Ousanas propped the Samson up from falling into the ocean of gore. He steadied him until the convulsions subsided. He hadn’t been fed in so long that there was nothing to eject from his stomach. “Was this necessary?” Samson asked, after he found his voice again. The two men carefully waded through the carnage.
“I know something of Earth history,” Oallea said, “and that of the humans of your phenotype. I know that many of your skin color also labored under the yoke of oppression and that there were many rebellions. This is no different. And it is a result of the violence that we have borne for centuries.”
“I don’t need anyone, least of all you telling me the history of my own people,” Samson said hotly, though the charge had rattled him. “And I won’t allow you to cloak what you have allowed to happen here within a tragic period on my planet.”
“So be it,” Oallea shrugged, “but despite your protestations I am certain there is some part of you that understands the reason for this fury even if historical remove can’t allow you to condone it.”
The former admiral couldn’t hold the man’s gaze. On some level he knew that the Reman was correct. He couldn’t really truly conceive of the horrors that had been visited upon his ancestors, but hadn’t he just a short while ago thundered from their cell, ready to exact vengeance upon the Romulans who had captured them and tortured Daneeka?
But he hadn’t found any alive. The Remans had efficiently butchered their oppressors. And it had reminded Samson brutally of the true end result of such vengeful thoughts. “Have your soldiers recovered any of personal effects?” Ousanas said, and Glover was glad for the shift in conversation. The Reman’s words had turned Samson down some dark corners.
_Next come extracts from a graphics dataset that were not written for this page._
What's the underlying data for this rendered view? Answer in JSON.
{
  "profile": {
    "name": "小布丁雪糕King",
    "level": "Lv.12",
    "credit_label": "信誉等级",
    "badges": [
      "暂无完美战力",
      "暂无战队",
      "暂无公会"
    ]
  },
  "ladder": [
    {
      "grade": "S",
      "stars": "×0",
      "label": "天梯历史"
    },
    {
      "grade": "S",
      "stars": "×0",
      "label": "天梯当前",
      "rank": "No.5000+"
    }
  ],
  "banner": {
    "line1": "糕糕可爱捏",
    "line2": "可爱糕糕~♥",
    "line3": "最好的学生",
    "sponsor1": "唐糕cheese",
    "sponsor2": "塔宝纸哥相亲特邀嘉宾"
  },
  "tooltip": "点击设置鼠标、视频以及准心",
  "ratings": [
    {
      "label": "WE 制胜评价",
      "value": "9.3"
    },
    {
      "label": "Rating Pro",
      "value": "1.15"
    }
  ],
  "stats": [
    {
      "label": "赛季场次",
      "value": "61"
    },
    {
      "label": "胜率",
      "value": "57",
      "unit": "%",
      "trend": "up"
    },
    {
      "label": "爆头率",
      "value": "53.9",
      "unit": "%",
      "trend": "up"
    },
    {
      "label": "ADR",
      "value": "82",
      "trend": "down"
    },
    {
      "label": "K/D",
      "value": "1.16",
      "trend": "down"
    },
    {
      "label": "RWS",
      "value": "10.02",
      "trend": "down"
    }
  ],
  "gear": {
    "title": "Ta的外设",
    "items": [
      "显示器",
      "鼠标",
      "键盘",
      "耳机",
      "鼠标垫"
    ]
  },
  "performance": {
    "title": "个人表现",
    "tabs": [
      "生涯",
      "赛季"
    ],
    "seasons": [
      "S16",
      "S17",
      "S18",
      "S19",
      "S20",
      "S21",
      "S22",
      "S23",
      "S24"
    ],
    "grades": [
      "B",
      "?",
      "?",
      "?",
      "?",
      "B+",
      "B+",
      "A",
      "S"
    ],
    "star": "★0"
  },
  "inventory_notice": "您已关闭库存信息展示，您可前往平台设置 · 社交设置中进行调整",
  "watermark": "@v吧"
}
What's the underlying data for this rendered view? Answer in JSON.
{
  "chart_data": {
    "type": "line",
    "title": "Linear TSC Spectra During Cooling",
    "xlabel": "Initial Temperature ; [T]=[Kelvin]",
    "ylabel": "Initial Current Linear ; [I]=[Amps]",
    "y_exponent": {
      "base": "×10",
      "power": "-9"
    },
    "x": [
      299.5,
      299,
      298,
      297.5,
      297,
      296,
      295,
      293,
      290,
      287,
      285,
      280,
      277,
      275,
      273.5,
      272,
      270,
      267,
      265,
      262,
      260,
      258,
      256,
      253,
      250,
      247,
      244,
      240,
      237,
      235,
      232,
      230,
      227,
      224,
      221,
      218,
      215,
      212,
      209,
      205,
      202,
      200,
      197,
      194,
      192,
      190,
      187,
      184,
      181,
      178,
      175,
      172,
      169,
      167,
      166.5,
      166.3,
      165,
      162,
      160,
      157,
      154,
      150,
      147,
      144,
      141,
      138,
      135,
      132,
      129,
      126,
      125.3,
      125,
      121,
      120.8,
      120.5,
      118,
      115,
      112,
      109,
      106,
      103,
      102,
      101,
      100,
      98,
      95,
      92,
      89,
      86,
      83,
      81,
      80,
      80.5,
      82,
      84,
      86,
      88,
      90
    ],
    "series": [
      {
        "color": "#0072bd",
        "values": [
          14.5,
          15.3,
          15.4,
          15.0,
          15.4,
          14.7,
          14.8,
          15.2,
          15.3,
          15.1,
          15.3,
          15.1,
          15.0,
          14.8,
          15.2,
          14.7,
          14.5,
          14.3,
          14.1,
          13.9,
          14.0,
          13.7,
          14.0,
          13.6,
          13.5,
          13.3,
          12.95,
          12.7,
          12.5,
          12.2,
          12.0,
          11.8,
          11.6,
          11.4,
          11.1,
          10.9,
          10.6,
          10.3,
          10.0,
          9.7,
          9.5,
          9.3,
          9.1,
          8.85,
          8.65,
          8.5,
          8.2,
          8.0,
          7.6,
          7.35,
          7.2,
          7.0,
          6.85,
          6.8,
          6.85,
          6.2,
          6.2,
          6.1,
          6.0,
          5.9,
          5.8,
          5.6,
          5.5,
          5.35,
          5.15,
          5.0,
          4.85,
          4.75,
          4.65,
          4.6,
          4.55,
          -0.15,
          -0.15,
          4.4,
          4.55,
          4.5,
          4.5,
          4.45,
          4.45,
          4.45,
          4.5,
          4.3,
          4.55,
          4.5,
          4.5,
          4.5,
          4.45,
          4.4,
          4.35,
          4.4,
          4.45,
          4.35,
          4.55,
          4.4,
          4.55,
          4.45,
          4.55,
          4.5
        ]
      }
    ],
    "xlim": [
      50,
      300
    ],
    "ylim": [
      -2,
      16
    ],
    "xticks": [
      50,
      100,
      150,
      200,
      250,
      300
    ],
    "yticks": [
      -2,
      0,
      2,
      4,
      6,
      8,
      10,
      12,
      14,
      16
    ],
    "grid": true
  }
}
“Why are you speaking to the captain Romulan?” A beefy Romulan bellowed from an aft console. “Your head should be mounted on a pike along with the rest of your accursed kind!” A chorus of agreement rumbled through the bridge. Samson’s blood curdled as the wraith-like beings stirred from their stations. Instinctively he moved in front of his old comrade.
“The Romulan's life is mine to take…or preserve,” Oallea said authoritatively, silencing the mob. “And he lives for now.”
“Our belongings,” Ousanas pressed.
“Will remain under safe keeping,” Oallea would not be budged. “Until we reach our new destination.”
“Where are you taking us?” Samson demanded. Oallea shifted his eyes forward to the main viewer. Without even looking at them, the Reman said.
“I had the Bolian moved. Perhaps you should retire to the medical station to check on the condition of your compatriot.” It wasn’t a request.